Грубая подушечка большого пальца стерла слезу.

– Я не говорю того, чего не имею в виду.

Затем он открыл дверь и вышел, жестом пригласив следовать за ним. Я сделала это без единого слова, мысли слишком путались, чтобы я могла размышлять над тем, что он сказал. Я оставалась рядом с Ронаном, когда двери захлопнулись и вышли мужчины.

Я знала, что Виктор вел другую машину, которая следовала за нами. Я надеялась, что это просто мера предосторожности, а не знак того, что мы пришли воевать. В своей ярко-желтой шубе я бы стала легкой мишенью.

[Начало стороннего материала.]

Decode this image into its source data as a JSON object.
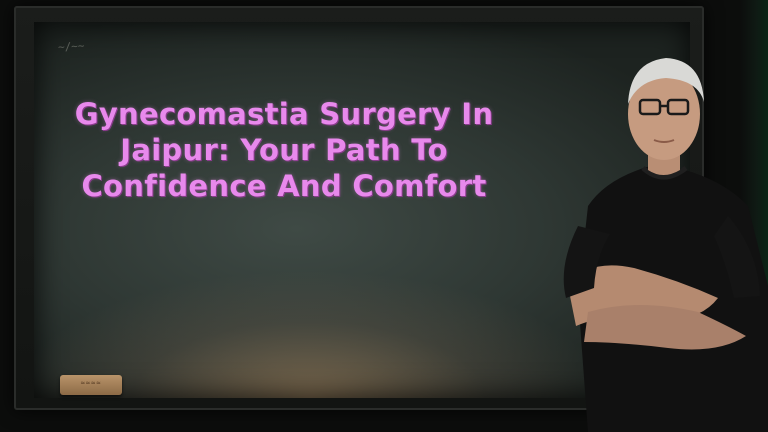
{
  "board": {
    "title": "Gynecomastia Surgery In Jaipur: Your Path To Confidence And Comfort",
    "title_color": "#e889ec"
  },
  "icons": {
    "teacher": "person-arms-crossed-icon"
  }
}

Шестеро мужчин стояли напротив. Папа и Иван в центре. На папе был серый твидовый костюм, который я купила в прошлом году. Серебро в волосах было более заметно, чем мне помнилось, но, казалось, больше ничего не изменилось. Он все еще был похож на папу, которого я всегда знала и любила.

Хотя, когда мой взгляд встретился с его взглядом, в голове пронесся образ замученного мальчика. Затем безликие девушки, которыми он торговал. И воспоминание о матери, лежащей мертвой на полу нашей библиотеки.

– Папа, твоя подруга… она моя мать?

Его взгляд смягчился.

– Нет, ангел.

Правда заключалась в том, что мое сердце оплакивало папу с тех самых пор, как я была той маленькой девочкой. Я оплакивала отца, каким хотела его видеть. Я оплакивала любовь, которая была мне нужна. И теперь мне приходилось оплакивать его смерть.